How much longer will this home remain an Eichler?
Paul Feder lives in the most historically important of all the Atherton-Hillsborough homes, the one Joe Eichler built for his family in 1951. The home architecture owes much to the Frank Lloyd Wright home in which Joe had lived a few years earlier. It was the Wright home that inspired him to build homes in the first place.
Feder has watched as other Eichlers near his home in Atherton's Lindenwood subdivision have gone down. These include one just around the bend, and another across the street from his home. A new, much larger house is being built on that site now.
It's notable that, in the main, the Eichlers of Atherton and Hillsborough are stand-alones, not built in tracts. There is one Eichler mini-cluster in Atherton, just north of Lindenwood, that has been dubbed 'the Eichler Six.' But today just four of those six remain.
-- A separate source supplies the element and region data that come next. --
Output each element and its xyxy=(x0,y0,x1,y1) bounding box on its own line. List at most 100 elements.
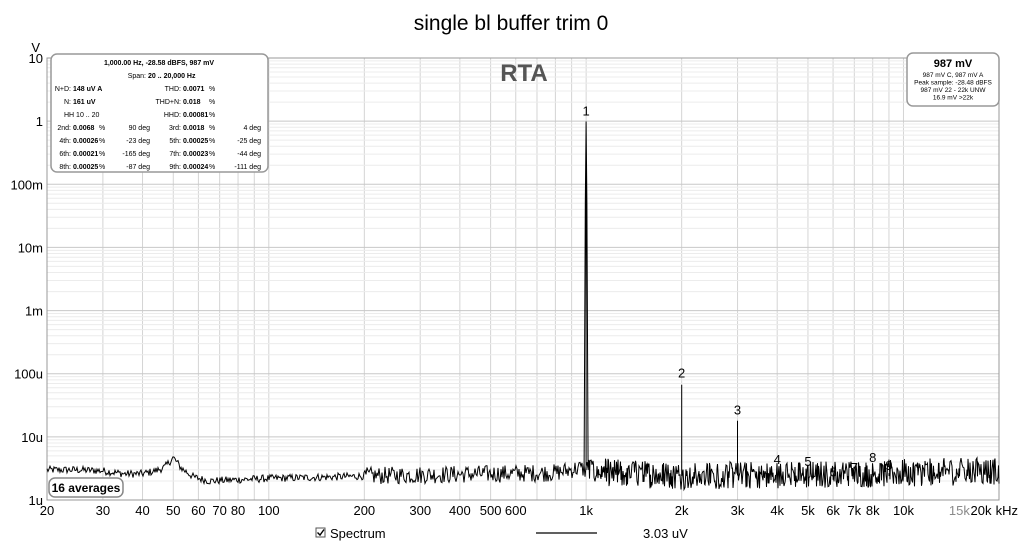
x-tick-label: 50 xyxy=(166,503,180,518)
x-tick-label: 15k xyxy=(949,503,970,518)
plot-frame xyxy=(46,57,1000,501)
harmonic-percent: 0.00025 xyxy=(73,164,98,171)
info-value: 161 uV xyxy=(73,99,96,106)
harmonic-unit: % xyxy=(99,138,105,145)
x-tick-label: 60 xyxy=(191,503,205,518)
level-main-value: 987 mV xyxy=(934,58,973,70)
harmonic-phase: -165 deg xyxy=(122,151,150,158)
chart-title: single bl buffer trim 0 xyxy=(414,12,609,35)
y-tick-label: 100u xyxy=(14,367,43,382)
info-label: HHD: xyxy=(164,112,181,119)
harmonic-label: 3 xyxy=(734,403,741,418)
level-box-frame xyxy=(906,52,1000,107)
level-detail: 987 mV 22 - 22k UNW xyxy=(920,87,986,94)
averages-box-frame xyxy=(48,477,124,498)
x-tick-label: 5k xyxy=(801,503,815,518)
info-span-label: Span: xyxy=(128,73,146,80)
harmonic-percent: 0.00023 xyxy=(183,151,208,158)
harmonic-percent: 0.00026 xyxy=(73,138,98,145)
y-tick-labels: 10 1 100m 10m 1m 100u 10u 1u xyxy=(10,51,43,508)
legend-series-name: Spectrum xyxy=(330,526,386,541)
info-box-frame xyxy=(50,53,269,173)
x-tick-label: 70 xyxy=(212,503,226,518)
info-value: 0.018 xyxy=(183,99,201,106)
x-tick-label: 7k xyxy=(847,503,861,518)
harmonic-phase: -25 deg xyxy=(237,138,261,145)
x-tick-label: 400 xyxy=(449,503,471,518)
info-header: 1,000.00 Hz, -28.58 dBFS, 987 mV xyxy=(104,60,214,67)
distortion-info-box[interactable]: 1,000.00 Hz, -28.58 dBFS, 987 mV Span: 2… xyxy=(50,53,269,173)
info-label: N+D: xyxy=(55,86,71,93)
info-label: THD: xyxy=(165,86,181,93)
harmonic-label: 5 xyxy=(804,454,811,469)
x-tick-label: 20 xyxy=(40,503,54,518)
x-tick-label: 80 xyxy=(231,503,245,518)
harmonic-phase: 90 deg xyxy=(129,125,151,132)
x-tick-label: 1k xyxy=(579,503,593,518)
info-rows: N+D: 148 uV A THD: 0.0071 %N: 161 uV THD+N: 0.0… xyxy=(55,86,261,171)
harmonic-unit: % xyxy=(209,125,215,132)
info-value: 0.00081 xyxy=(183,112,208,119)
legend-value: 3.03 uV xyxy=(643,526,688,541)
x-tick-label: 300 xyxy=(409,503,431,518)
harmonic-unit: % xyxy=(209,164,215,171)
x-tick-label: 6k xyxy=(826,503,840,518)
harmonic-unit: % xyxy=(209,138,215,145)
harmonic-phase: -111 deg xyxy=(234,164,261,171)
info-label: N: xyxy=(64,99,71,106)
averages-label: 16 averages xyxy=(52,481,121,495)
y-tick-label: 10u xyxy=(21,430,43,445)
x-tick-label: 40 xyxy=(135,503,149,518)
y-tick-label: 1u xyxy=(29,493,43,508)
harmonic-label: 7 xyxy=(851,460,858,475)
y-tick-label: 1 xyxy=(36,114,43,129)
harmonic-percent: 0.00024 xyxy=(183,164,208,171)
harmonic-order: 4th: xyxy=(59,138,71,145)
x-tick-label: 500 xyxy=(480,503,502,518)
harmonic-order: 2nd: xyxy=(57,125,71,132)
harmonic-order: 9th: xyxy=(169,164,181,171)
harmonic-unit: % xyxy=(209,151,215,158)
harmonic-order: 8th: xyxy=(59,164,71,171)
x-tick-label: 30 xyxy=(96,503,110,518)
harmonic-percent: 0.0018 xyxy=(183,125,205,132)
x-tick-label: 4k xyxy=(770,503,784,518)
spectrum-checkbox[interactable] xyxy=(315,527,326,538)
x-tick-label: 3k xyxy=(731,503,745,518)
harmonic-unit: % xyxy=(99,151,105,158)
harmonic-order: 6th: xyxy=(59,151,71,158)
y-axis-unit: V xyxy=(31,40,40,55)
y-tick-label: 100m xyxy=(10,177,43,192)
harmonic-phase: 4 deg xyxy=(243,125,261,132)
info-value: 148 uV A xyxy=(73,86,102,93)
level-detail: 987 mV C, 987 mV A xyxy=(923,72,984,79)
y-tick-label: 10 xyxy=(29,51,43,66)
harmonic-label: 2 xyxy=(678,366,685,381)
harmonic-label: 4 xyxy=(774,452,781,467)
x-tick-label: 20k xyxy=(971,503,992,518)
info-span-value: 20 .. 20,000 Hz xyxy=(148,73,196,80)
harmonic-order: 7th: xyxy=(169,151,181,158)
x-tick-label: 100 xyxy=(258,503,280,518)
x-axis-unit: kHz xyxy=(996,503,1018,518)
harmonic-order: 3rd: xyxy=(169,125,181,132)
harmonic-percent: 0.00025 xyxy=(183,138,208,145)
spectrum-series-line xyxy=(46,121,1000,492)
check-mark-icon xyxy=(317,529,325,537)
harmonic-labels: 1 2 3 4 5 6 789 xyxy=(583,104,893,480)
checkbox-box xyxy=(315,527,326,538)
info-label: HH 10 .. 20 xyxy=(64,112,100,119)
info-value: 0.0071 xyxy=(183,86,205,93)
info-unit: % xyxy=(209,99,215,106)
y-tick-label: 1m xyxy=(25,304,43,319)
x-tick-label: 600 xyxy=(505,503,527,518)
averages-box[interactable]: 16 averages xyxy=(48,477,124,498)
x-tick-label: 8k xyxy=(866,503,880,518)
info-label: THD+N: xyxy=(156,99,182,106)
harmonic-phase: -23 deg xyxy=(126,138,150,145)
harmonic-label: 8 xyxy=(869,450,876,465)
harmonic-order: 5th: xyxy=(169,138,181,145)
rta-annotation: RTA xyxy=(500,60,548,87)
By our count, which probably misses a few homes, the scorecard at press time is:
• The city of Atherton, population 6,995 in the 2010 census, median income $250,000, said to be the highest in the nation, had seven existing Eichlers. Five others had been torn down or remodeled out of existence.
• Hillsborough, which indeed is hillier than the generally flat Atherton, with 10,825 residents and a median income of $193,000, showed four existing Eichlers, and two that had been torn down or remodeled away.
The total: 18 Eichlers at one time, 11 Eichlers now. How many will there be tomorrow?
The homes' geographic isolation means there's no neighborhood of Eichler fans sticking together to fight for their homes' lives. And the loss of one Eichler in most cases doesn't affect Eichler neighbors. In some cases, who even notices?
Debbie Pinkston, who's lived in her 'Eichler Six' home with her family since 2000, says there is no sense of Eichler solidarity. While the neighborhood is friendly, and she knows neighbors in passing from her walks, she only knows one of her Eichler neighbors—and not well.